# Download 10-Ks

This code reads 10-K URLs from an a list file and downloads the corresponding filings from the SEC's EDGAR system. Here's a breakdown of how the code works, along with how to modify it for your specific needs:

# 1. Import Libraries:

In [1]:
import requests
import os
import time


- requests: Used to download the 10-K filings from the SEC website.
- os: Used to create directories and manage file paths.
- time: Used for rate-limiting to avoid sending too many requests in a short time.

# 2. Function to Extract 10-K URLs:



In [2]:
def extract_10k_urls(file_path):
    urls = []
    with open(file_path, 'r', encoding='utf-8') as file:
        for line in file:
            if line.startswith('10-K'):
                parts = line.split(",")
                # Assuming the URL is the last part of the line
                url = parts[-1].strip()
                urls.append(f"https://www.sec.gov/Archives/{url}")
                # if len(urls) == 10:  # Limit to first 10 URLs
                #    break
    return urls


- extract_10k_urls(file_path): This function opens the list file and looks for lines starting with 10-K (indicating that the filing is a 10-K form).
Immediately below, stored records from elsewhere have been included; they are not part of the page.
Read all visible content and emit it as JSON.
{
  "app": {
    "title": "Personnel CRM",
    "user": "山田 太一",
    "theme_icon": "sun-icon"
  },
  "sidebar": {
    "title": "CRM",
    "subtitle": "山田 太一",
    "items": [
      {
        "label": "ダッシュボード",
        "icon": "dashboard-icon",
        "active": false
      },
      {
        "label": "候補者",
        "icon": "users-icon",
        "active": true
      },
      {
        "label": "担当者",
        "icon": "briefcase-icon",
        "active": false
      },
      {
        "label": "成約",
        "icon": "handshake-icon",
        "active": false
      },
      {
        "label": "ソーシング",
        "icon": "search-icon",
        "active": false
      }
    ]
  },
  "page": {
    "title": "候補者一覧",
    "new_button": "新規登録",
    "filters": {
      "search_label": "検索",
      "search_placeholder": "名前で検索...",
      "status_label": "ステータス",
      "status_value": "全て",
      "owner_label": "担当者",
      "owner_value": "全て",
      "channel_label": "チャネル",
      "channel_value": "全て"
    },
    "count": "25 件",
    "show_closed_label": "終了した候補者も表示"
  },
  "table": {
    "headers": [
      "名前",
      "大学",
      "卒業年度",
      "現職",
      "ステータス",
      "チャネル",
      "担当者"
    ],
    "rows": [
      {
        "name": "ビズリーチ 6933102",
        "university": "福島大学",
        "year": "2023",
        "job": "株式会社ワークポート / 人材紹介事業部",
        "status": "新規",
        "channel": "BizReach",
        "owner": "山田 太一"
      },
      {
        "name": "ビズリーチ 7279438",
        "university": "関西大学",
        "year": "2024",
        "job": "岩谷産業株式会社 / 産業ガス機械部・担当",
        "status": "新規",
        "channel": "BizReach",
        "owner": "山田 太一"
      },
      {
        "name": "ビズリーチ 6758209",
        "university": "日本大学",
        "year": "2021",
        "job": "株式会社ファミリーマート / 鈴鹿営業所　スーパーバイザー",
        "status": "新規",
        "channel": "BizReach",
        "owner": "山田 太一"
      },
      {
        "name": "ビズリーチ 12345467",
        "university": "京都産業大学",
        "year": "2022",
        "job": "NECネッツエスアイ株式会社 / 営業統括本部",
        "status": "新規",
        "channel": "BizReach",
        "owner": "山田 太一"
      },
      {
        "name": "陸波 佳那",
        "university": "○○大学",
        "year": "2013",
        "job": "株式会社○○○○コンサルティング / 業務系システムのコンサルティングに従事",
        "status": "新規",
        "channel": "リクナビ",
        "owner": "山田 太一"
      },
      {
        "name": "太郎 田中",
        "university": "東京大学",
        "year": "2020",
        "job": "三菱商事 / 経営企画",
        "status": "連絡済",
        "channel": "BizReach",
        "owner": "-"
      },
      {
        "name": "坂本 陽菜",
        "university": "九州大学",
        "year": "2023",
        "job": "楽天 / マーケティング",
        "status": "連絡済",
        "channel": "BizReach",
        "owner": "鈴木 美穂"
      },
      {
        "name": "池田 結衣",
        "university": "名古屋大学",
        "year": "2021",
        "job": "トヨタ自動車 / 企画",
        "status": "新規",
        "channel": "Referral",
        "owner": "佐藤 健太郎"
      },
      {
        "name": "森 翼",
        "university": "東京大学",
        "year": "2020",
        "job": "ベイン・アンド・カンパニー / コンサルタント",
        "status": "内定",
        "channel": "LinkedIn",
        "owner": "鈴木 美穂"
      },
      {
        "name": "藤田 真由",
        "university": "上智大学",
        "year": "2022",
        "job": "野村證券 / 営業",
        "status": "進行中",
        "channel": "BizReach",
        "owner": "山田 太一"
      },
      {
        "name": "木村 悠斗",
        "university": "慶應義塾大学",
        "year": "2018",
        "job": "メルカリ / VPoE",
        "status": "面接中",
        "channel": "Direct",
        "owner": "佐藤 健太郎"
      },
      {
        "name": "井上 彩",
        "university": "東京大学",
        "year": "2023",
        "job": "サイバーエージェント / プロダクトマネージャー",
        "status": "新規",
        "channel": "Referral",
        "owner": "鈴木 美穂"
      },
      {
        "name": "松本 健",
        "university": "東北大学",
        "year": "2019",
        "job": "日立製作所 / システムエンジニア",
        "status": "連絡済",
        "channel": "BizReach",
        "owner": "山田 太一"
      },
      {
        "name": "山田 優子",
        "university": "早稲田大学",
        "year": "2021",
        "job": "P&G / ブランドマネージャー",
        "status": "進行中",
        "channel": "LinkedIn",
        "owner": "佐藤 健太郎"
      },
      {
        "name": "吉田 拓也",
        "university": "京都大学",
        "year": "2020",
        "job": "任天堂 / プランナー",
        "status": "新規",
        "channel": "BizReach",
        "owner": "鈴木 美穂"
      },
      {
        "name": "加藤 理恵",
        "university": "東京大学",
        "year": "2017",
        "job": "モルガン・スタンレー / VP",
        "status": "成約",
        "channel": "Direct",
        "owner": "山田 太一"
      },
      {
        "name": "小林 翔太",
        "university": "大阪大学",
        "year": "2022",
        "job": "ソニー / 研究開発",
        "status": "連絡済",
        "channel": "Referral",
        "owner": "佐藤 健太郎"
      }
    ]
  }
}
It assumes the URL is the last part of the line and adds it to the list of URLs. You can uncomment the lines to limit the extraction to the first 10 URLs.

# 3. Function to Download 10-K Filings:



In [3]:
def download_10k_files(urls, folder_name):
    os.makedirs(folder_name, exist_ok=True)  # Ensure the folder exists
    
    headers = {
        'User-Agent': 'TestBot +spoo@test.ai' # uPDATE WITH YOUR ACTUAL DETAILS
    }    

    request_interval = 1.0 / 10  # Interval between requests, in seconds (10 requests per second)
    
    for i, url in enumerate(urls, start=1):
        start_time = time.time()  # Start time of the request
        
        response = requests.get(url, headers=headers)
        if response.status_code == 200:
            # Extract the file name from the URL
            url_path = url.split('/')
            file_name = url_path[-1]  # The last part of the path is the file name
            
            # Save the file in the specified folder
            file_path = os.path.join(folder_name, file_name)
            with open(file_path, 'wb') as file:
                file.write(response.content)
            print(f"Downloaded {file_path}")
        else:
            print(f"Failed to download file from {url}. Status Code: {response.status_code}")
        
        # Rate-limiting to avoid overwhelming the SEC's servers
        elapsed_time = time.time() - start_time
        if elapsed_time < request_interval:
            time.sleep(request_interval - elapsed_time)


- download_10k_files(urls, folder_name): This function downloads each URL in the list of URLs and saves the 10-K filings to the specified folder. It uses rate-limiting to ensure no more than 10 requests per second are sent to the SEC’s servers.
- If the download is successful (status_code == 200), the file is saved with the name extracted from the URL.

# 4. Set File Path and Download 10-K Filings:



In [4]:
file_path = '/Users/spoorthy/Projects/Accounting/combined_filtered.csv'  # Update this with the actual path to your forms.idx file
urls_10k = extract_10k_urls(file_path)  # Extract URLs for 10-K filings

folder_name = "/Users/spoorthy/Projects/Accounting/10K"  # Update this with the desired path to store downloaded files
download_10k_files(urls_10k, folder_name)  # Download the 10-K filings


Downloaded /Users/spoorthy/Projects/Accounting/10K/0001770787-24-000017.txt
Downloaded /Users/spoorthy/Projects/Accounting/10K/0001213900-24-025262.txt
Downloaded /Users/spoorthy/Projects/Accounting/10K/0000950170-24-038577.txt


- Set File Path: Replace 'D:/EDGAR/Forms/forms.idx' with the actual file path to your forms.idx file.
- Set Folder Path: Replace 'D:/EDGAR/10K' with the desired path where the 10-K filings should be saved.

# 6. Final Notes:
- Make sure you have the correct paths for the forms.idx file and the folder where you want to save the downloaded 10-K filings. The code includes a rate limiter to ensure it follows SEC guidelines for web scraping, which is important to avoid being blocked by the server.